US stocks fell today, putting the benchmark S&P 500 on track for its first weekly decline in eight, following a further drop in oil prices and disappointing data out of China, the world’s second-biggest economy.
The S&P index had broken a three-day skid on Thursday, buoyed by upbeat retail sales figures and other data that pointed to a strengthening US economy, but finished well off its session highs as oil prices slipped.
Weak oil prices have added to worries about global demand and raised concerns about earnings for some energy companies, with year-end tax selling putting more pressure on the group. In addition, continued weakness in oil prices has prevented investors from bargain hunting the sector.

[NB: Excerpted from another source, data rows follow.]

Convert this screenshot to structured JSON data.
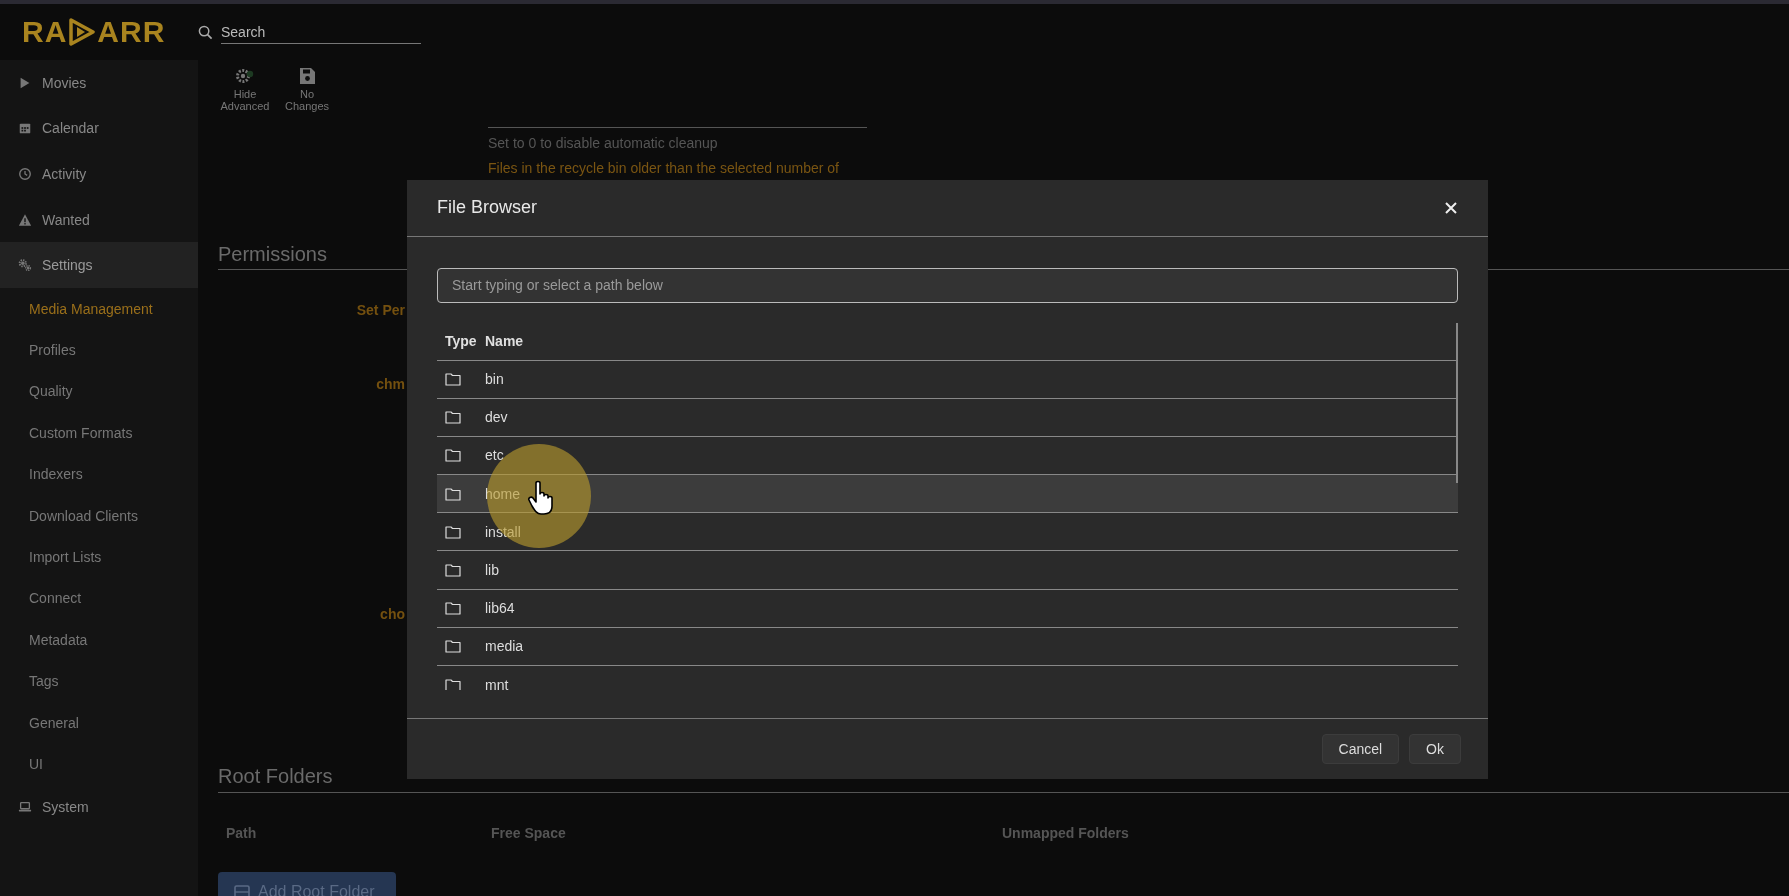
{
  "logo": {
    "left": "RA",
    "right": "ARR"
  },
  "search": {
    "placeholder": "Search"
  },
  "sidebar": {
    "items": [
      {
        "label": "Movies",
        "selected": false
      },
      {
        "label": "Calendar",
        "selected": false
      },
      {
        "label": "Activity",
        "selected": false
      },
      {
        "label": "Wanted",
        "selected": false
      },
      {
        "label": "Settings",
        "selected": true,
        "children": [
          {
            "label": "Media Management",
            "selected": true
          },
          {
            "label": "Profiles",
            "selected": false
          },
          {
            "label": "Quality",
            "selected": false
          },
          {
            "label": "Custom Formats",
            "selected": false
          },
          {
            "label": "Indexers",
            "selected": false
          },
          {
            "label": "Download Clients",
            "selected": false
          },
          {
            "label": "Import Lists",
            "selected": false
          },
          {
            "label": "Connect",
            "selected": false
          },
          {
            "label": "Metadata",
            "selected": false
          },
          {
            "label": "Tags",
            "selected": false
          },
          {
            "label": "General",
            "selected": false
          },
          {
            "label": "UI",
            "selected": false
          }
        ]
      },
      {
        "label": "System",
        "selected": false
      }
    ]
  },
  "toolbar": [
    {
      "label": "Hide Advanced",
      "kind": "advanced"
    },
    {
      "label": "No Changes",
      "kind": "save"
    }
  ],
  "page": {
    "field_help": "Set to 0 to disable automatic cleanup",
    "field_warning": "Files in the recycle bin older than the selected number of",
    "permissions": {
      "title": "Permissions",
      "labels": [
        "Set Per",
        "chm",
        "cho"
      ]
    },
    "root_folders": {
      "title": "Root Folders",
      "columns": [
        "Path",
        "Free Space",
        "Unmapped Folders"
      ],
      "add_button": "Add Root Folder"
    }
  },
  "dialog": {
    "title": "File Browser",
    "path_field": {
      "placeholder": "Start typing or select a path below"
    },
    "columns": [
      "Type",
      "Name"
    ],
    "rows": [
      {
        "name": "bin",
        "selected": false
      },
      {
        "name": "dev",
        "selected": false
      },
      {
        "name": "etc",
        "selected": false
      },
      {
        "name": "home",
        "selected": true
      },
      {
        "name": "install",
        "selected": false
      },
      {
        "name": "lib",
        "selected": false
      },
      {
        "name": "lib64",
        "selected": false
      },
      {
        "name": "media",
        "selected": false
      },
      {
        "name": "mnt",
        "selected": false
      }
    ],
    "buttons": [
      "Cancel",
      "Ok"
    ]
  }
}
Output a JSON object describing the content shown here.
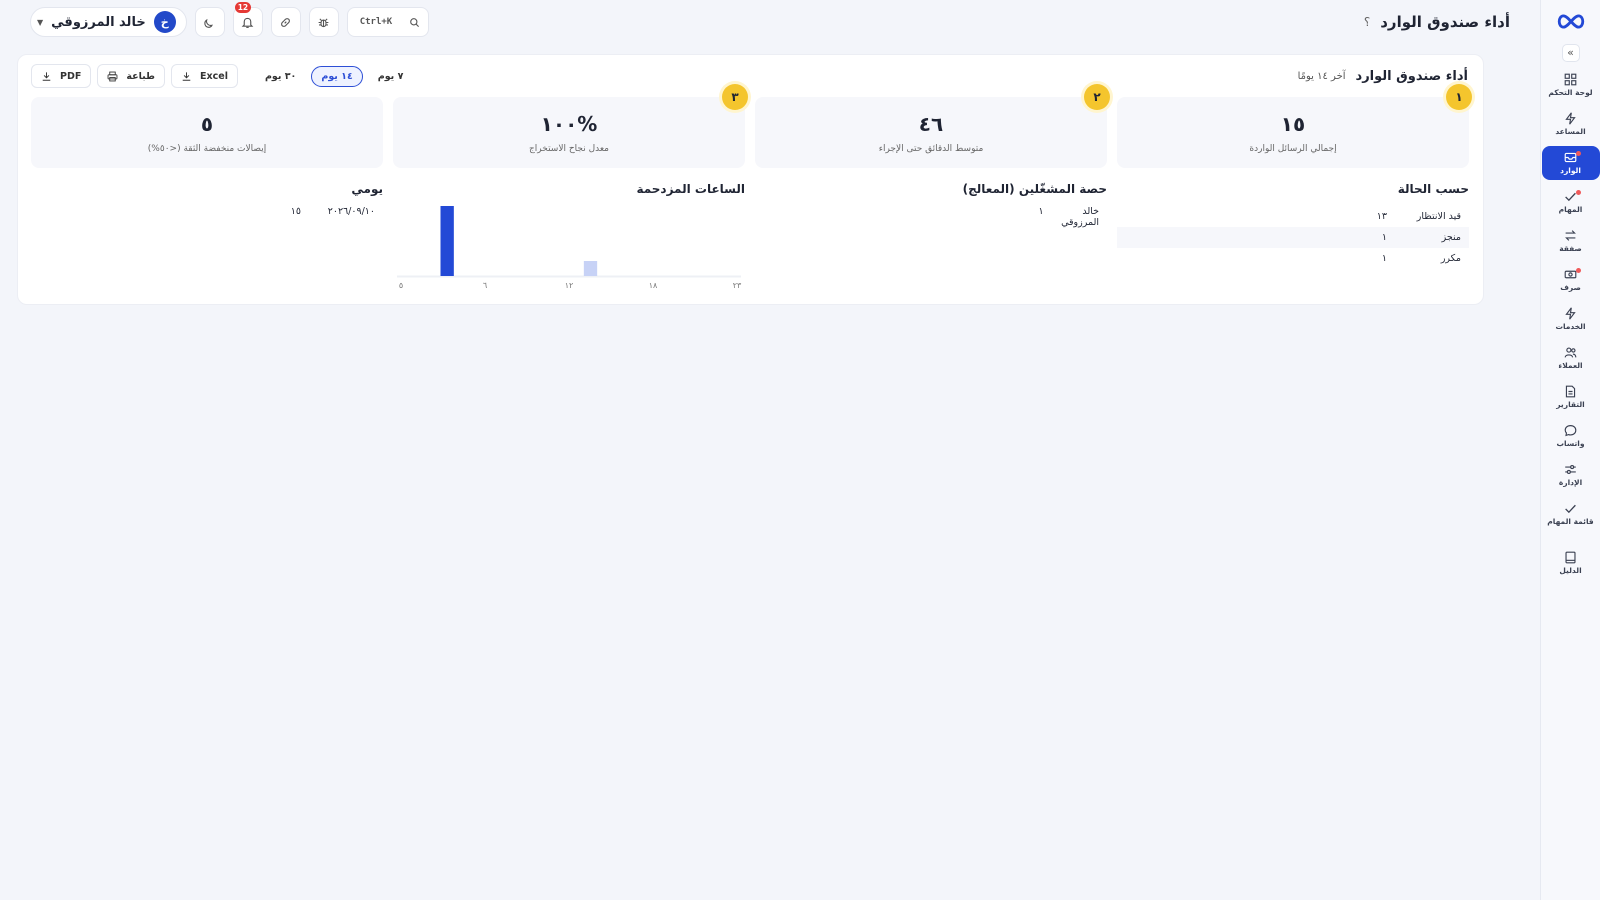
{
  "sidebar": {
    "items": [
      {
        "label": "لوحة التحكم",
        "icon": "dashboard-icon"
      },
      {
        "label": "المساعد",
        "icon": "lightning-icon"
      },
      {
        "label": "الوارد",
        "icon": "inbox-icon",
        "active": true
      },
      {
        "label": "المهام",
        "icon": "check-icon"
      },
      {
        "label": "صفقة",
        "icon": "swap-icon"
      },
      {
        "label": "صرف",
        "icon": "cash-icon"
      },
      {
        "label": "الخدمات",
        "icon": "lightning-icon"
      },
      {
        "label": "العملاء",
        "icon": "users-icon"
      },
      {
        "label": "التقارير",
        "icon": "report-icon"
      },
      {
        "label": "واتساب",
        "icon": "chat-icon"
      },
      {
        "label": "الإدارة",
        "icon": "sliders-icon"
      },
      {
        "label": "قائمة المهام",
        "icon": "check-icon"
      },
      {
        "label": "الدليل",
        "icon": "book-icon"
      }
    ]
  },
  "topbar": {
    "title": "أداء صندوق الوارد",
    "help": "؟",
    "user_name": "خالد المرزوقي",
    "avatar_letter": "خ",
    "notifications": "12",
    "search_shortcut": "Ctrl+K"
  },
  "card": {
    "title": "أداء صندوق الوارد",
    "subtitle": "آخر ١٤ يومًا",
    "ranges": [
      "٧ يوم",
      "١٤ يوم",
      "٣٠ يوم"
    ],
    "active_range": "١٤ يوم",
    "excel": "Excel",
    "print": "طباعة",
    "pdf": "PDF"
  },
  "kpis": [
    {
      "step": "١",
      "value": "١٥",
      "label": "إجمالي الرسائل الواردة"
    },
    {
      "step": "٢",
      "value": "٤٦",
      "label": "متوسط الدقائق حتى الإجراء"
    },
    {
      "step": "٣",
      "value": "١٠٠%",
      "label": "معدل نجاح الاستخراج"
    },
    {
      "value": "٥",
      "label": "إيصالات منخفضة الثقة (<٥٠%)"
    }
  ],
  "status": {
    "title": "حسب الحالة",
    "rows": [
      {
        "name": "قيد الانتظار",
        "value": "١٣"
      },
      {
        "name": "منجز",
        "value": "١"
      },
      {
        "name": "مكرر",
        "value": "١"
      }
    ]
  },
  "operators": {
    "title": "حصة المشغّلين (المعالج)",
    "rows": [
      {
        "name": "خالد المرزوقي",
        "value": "١"
      }
    ]
  },
  "peak_hours": {
    "title": "الساعات المزدحمة"
  },
  "daily": {
    "title": "يومي",
    "rows": [
      {
        "date": "٢٠٢٦/٠٩/١٠",
        "value": "١٥"
      }
    ]
  },
  "chart_data": {
    "type": "bar",
    "title": "الساعات المزدحمة",
    "x": [
      0,
      1,
      2,
      3,
      4,
      5,
      6,
      7,
      8,
      9,
      10,
      11,
      12,
      13,
      14,
      15,
      16,
      17,
      18,
      19,
      20,
      21,
      22,
      23
    ],
    "values": [
      0,
      0,
      0,
      14,
      0,
      0,
      0,
      0,
      0,
      0,
      0,
      0,
      0,
      3,
      0,
      0,
      0,
      0,
      0,
      0,
      0,
      0,
      0,
      0
    ],
    "highlight": 3,
    "tick_labels": [
      "٢٣",
      "١٨",
      "١٢",
      "٦",
      "٥"
    ],
    "ylim": [
      0,
      14
    ],
    "colors": {
      "primary": "#2349d6",
      "secondary": "#c7d2f6"
    }
  },
  "colors": {
    "accent": "#2349d6",
    "step": "#f4c52d",
    "badge": "#e53935"
  }
}
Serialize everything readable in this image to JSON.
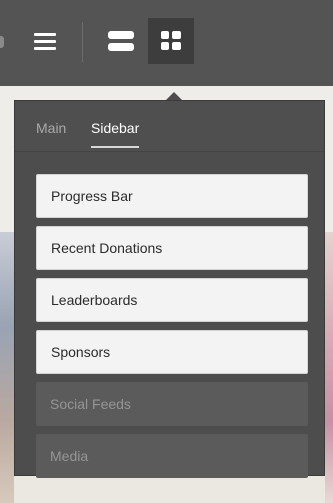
{
  "toolbar": {
    "buttons": [
      {
        "icon": "hamburger-menu-icon",
        "active": false
      },
      {
        "icon": "rows-layout-icon",
        "active": false
      },
      {
        "icon": "grid-layout-icon",
        "active": true
      }
    ]
  },
  "popover": {
    "tabs": [
      {
        "label": "Main",
        "active": false
      },
      {
        "label": "Sidebar",
        "active": true
      }
    ],
    "items": [
      {
        "label": "Progress Bar",
        "enabled": true
      },
      {
        "label": "Recent Donations",
        "enabled": true
      },
      {
        "label": "Leaderboards",
        "enabled": true
      },
      {
        "label": "Sponsors",
        "enabled": true
      },
      {
        "label": "Social Feeds",
        "enabled": false
      },
      {
        "label": "Media",
        "enabled": false
      }
    ]
  },
  "colors": {
    "toolbar_bg": "#545454",
    "popover_bg": "#4d4d4d",
    "enabled_item_bg": "#f3f3f3",
    "disabled_item_bg": "#5b5b5b"
  }
}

“It’s a time when most managers have underperformed their benchmarks so rather than stepping up to the plate on these stocks, they are avoiding them because they are trying to play catch up,” said Terry Morris, senior equity manager for National Penn Investors Trust Company in Reading, Pennsylvania.
“’Don’t try to catch a falling knife’ - that’s what you have here.”
The S&P energy sector was down 1.4 per cent for the session and is down about 16 percent this year as the worst performing of the 10 major S&P sectors.
Disappointing data that indicated China’s economy showed further signs of softening in November weighed on the materials sector, which dropped 1.9 percent.
Investors shrugged off economic data that showed US producer prices fell 0.2 per cent in November and were muted even outside of energy, which may influence the US Federal Reserve’s plans to keep interest rates near zero for a “considerable time.”
In addition, the Thomson Reuters/University of Michigan’s preliminary reading on the overall index on consumer sentiment rose in December to a near eight-year high.
Brent crude slipped to a low of $61.91, its lowest since July 2009.